It turns out Valentine’s Day has one heck of an interesting origin story, dating back to 270 A.D. and the legend of Saint Valentine.
Who is Saint Valentine, and what is his story? Read on as we provide you with the Dark History of Valentine’s Day.
Who Invented Valentine’s Day?
To answer this, we need to look back through history.
During the reign of Emperor Claudius II (around 200 A.D.), Saint Valentine was a practicing Catholic priest who acted against the rule of his emperor.
If the legends are true, Saint Valentine was once a savior among men who showed incredible bravery in the face of Roman injustice.
Claudius II believed single men were more valuable as soldiers than husbands, so he decided to outlaw marriage for young men.
Despite this ruling, Saint Valentine continued to conduct marriage ceremonies in secret.
The Romans eventually got wise to what Saint Valentine was doing. They put him to death as punishment for defying his emperor’s commands.
Executions and betrayals - who knew the history of Valentine’s Day would be so gruesome?
Why Is Valentine’s Day on February 14th?
There are many possible reasons for this - ranging from the date of Saint Valentine’s execution to ancient Pagan festivals.
Lupercalia was a festival of fertility celebrated by the Pagans on February 15th. Long story short, this festival involved sacrificing animals to bring forth good health and childbirth in the year to come.
Christianity eventually outlawed this festival and replaced it with what we now know as Valentine’s Day on February 14th.
Why Is Valentine’s Day Celebrated As Love?
People believed that February 14th was the start of birds’ mating season in the Middle Ages. In England and France, this caused many people to associate this date with romance.
Written Valentine’s Day greetings soon became popular. Around the 15th Century, lovers began to exchange notes of affection and express their devotion through grand gestures.
Who Is The God Of Valentine’s Day?
Cupid is widely recognized as a symbol of Valentine’s Day.
You know the old saying - ‘struck by Cupid’s arrow.’ Well, it turns out this saying might be older than you think.
Cupid, who is usually portrayed as an infant angel (or Cherub), originates from the old religion of Rome.
Cupid was said to be the son of Mercury (messenger for the gods) and Venus (Goddess of Love). He is fabled to be the messenger of love - taking on the godly roles of both of his parents.
How Is Valentine’s Day Celebrated Now?
Around the 18th Century, Valentine’s Day became even more popular and was eventually recognized as the day couples could express their feelings with gifts and gestures of devotion.

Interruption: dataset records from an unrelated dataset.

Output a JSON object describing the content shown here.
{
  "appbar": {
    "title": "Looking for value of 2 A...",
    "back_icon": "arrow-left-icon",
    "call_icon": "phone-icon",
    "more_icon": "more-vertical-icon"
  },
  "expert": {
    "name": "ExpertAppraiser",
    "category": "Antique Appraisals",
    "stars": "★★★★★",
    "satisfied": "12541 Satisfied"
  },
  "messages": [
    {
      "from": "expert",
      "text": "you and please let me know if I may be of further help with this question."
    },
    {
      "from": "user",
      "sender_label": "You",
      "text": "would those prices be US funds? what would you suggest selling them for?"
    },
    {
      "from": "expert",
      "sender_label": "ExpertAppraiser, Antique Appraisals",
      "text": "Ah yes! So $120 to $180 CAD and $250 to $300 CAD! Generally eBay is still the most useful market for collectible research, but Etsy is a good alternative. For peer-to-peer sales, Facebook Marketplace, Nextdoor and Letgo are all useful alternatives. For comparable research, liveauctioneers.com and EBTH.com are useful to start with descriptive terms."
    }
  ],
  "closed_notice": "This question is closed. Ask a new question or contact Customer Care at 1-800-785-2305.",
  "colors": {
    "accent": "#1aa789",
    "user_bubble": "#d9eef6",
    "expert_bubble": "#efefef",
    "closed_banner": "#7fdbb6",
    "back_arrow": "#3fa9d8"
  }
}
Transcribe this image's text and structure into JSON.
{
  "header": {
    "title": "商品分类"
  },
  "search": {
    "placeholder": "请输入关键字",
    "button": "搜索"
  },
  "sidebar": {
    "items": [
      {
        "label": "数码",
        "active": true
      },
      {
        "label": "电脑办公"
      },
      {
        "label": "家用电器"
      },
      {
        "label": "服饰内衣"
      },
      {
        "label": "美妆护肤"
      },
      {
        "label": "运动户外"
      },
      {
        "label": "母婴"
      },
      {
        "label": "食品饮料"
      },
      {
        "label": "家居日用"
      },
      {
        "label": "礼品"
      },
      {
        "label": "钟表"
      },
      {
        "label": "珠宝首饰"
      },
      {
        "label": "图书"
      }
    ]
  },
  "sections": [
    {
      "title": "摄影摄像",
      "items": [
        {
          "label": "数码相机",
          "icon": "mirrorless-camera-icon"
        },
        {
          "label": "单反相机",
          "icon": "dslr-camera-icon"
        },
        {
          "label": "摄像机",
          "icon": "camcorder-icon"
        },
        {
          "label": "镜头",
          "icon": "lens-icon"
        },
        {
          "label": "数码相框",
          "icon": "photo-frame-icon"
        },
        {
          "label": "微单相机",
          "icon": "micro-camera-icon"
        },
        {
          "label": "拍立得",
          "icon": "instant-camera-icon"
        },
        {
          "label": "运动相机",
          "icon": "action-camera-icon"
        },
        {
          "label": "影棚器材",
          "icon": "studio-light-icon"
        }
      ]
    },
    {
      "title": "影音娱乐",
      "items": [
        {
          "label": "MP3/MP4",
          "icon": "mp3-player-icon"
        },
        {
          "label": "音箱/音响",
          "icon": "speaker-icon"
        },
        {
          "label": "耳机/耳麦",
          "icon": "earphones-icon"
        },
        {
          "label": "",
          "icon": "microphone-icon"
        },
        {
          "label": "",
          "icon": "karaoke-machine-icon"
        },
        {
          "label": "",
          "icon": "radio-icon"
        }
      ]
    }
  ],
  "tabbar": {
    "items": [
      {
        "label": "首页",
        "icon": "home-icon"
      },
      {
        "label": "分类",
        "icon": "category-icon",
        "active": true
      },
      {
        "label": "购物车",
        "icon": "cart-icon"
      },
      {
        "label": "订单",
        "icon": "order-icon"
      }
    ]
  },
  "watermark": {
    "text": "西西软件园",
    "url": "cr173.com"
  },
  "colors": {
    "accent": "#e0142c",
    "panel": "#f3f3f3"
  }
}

It all started with written notes. Before the 1900s, high-quality cards were difficult to come by due to the lack of printing technology.
Once printing technology improved and occasion cards became more widely available to the general public, men and women across the world began to write their feelings in beautifully decorated cards as a show of affection.
Even in the age of emails, SMS, and digital media - the handwritten card has survived as one of society’s oldest romantic traditions throughout the history of Valentine’s Day.